Nel Pd di Matteo Renzi è così deflagrata la protesta delle 101 deputate che accusano di «alto tradimento» molti dei 192 colleghi di partito. Le donne del Pd, che hanno aderito alla proposta delle colleghe di Forza Italia di indossare qualcosa di bianco per marcare il punto della parità di genere, hanno abbandonato l’Aula dopo aver incassato tre no consecutivi agli emendamenti Agostini appoggiati pure da alcune donne di Forza Italia (Prestigiacomo, Ravetto, Polverini, Carfagna). Le autoconvocate del Pd hanno chiesto al capogruppo Roberto Speranza una riunione straordinaria dei deputati Dem, ma si sono dovute accontentare della rassicurazioni del premier nonché segretario democratico, Matteo Renzi: «Il Pd rispetta il voto del Parlamento sulla parità di genere.
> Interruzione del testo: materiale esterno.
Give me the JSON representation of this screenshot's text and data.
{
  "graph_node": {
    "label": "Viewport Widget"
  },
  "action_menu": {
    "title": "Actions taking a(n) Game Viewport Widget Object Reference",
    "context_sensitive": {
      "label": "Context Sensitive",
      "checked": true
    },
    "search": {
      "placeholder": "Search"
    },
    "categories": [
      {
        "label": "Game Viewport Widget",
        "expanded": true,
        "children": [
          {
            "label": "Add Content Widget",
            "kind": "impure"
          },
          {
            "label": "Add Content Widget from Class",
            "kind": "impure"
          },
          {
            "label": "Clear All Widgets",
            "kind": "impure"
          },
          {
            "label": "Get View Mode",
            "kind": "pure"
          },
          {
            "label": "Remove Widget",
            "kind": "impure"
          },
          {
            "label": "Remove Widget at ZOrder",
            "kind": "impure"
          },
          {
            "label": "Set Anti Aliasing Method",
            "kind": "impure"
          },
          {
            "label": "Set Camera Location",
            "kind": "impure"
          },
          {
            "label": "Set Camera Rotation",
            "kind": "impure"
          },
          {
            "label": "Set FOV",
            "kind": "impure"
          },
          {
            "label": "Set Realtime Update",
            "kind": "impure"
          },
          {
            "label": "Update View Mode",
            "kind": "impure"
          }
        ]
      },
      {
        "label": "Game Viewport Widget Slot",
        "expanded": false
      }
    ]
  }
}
Ma rispetta anche l’impegno sancito dalla direzione su proposta del segretario: nelle liste democratiche l’alternanza sarà assicurata». Resta da vedere, però, come verranno ripartiti nel Pd i primi e i secondi posti in lista (gli unici che contano nell’Italicum). Per la presidente della Camera, Laura Boldrini, quella sulla parità di genere è «un’occasione persa»: «Rispetto il voto ma non posso negare la mia profonda amarezza».
La seduta riprende oggi alle 10 quando mancano ancora una manciata di scrutini segreti prima del voto finale che, a questo punto, potrebbe slittare a domani. Dopo il colpo inferto dal fronte dei maschi — che cementa l’accordo sull’Italicum siglato da Renzi, Berlusconi e Alfano — la «maggioranza» teme colpi di coda. Mancano all’appello alcuni voti a rischio: tra gli altri quello sulle preferenze (La Russa) e quello sulla norma di salvaguardia che vincola l’entrata in vigore della legge alla riforma del Senato (Lauricella).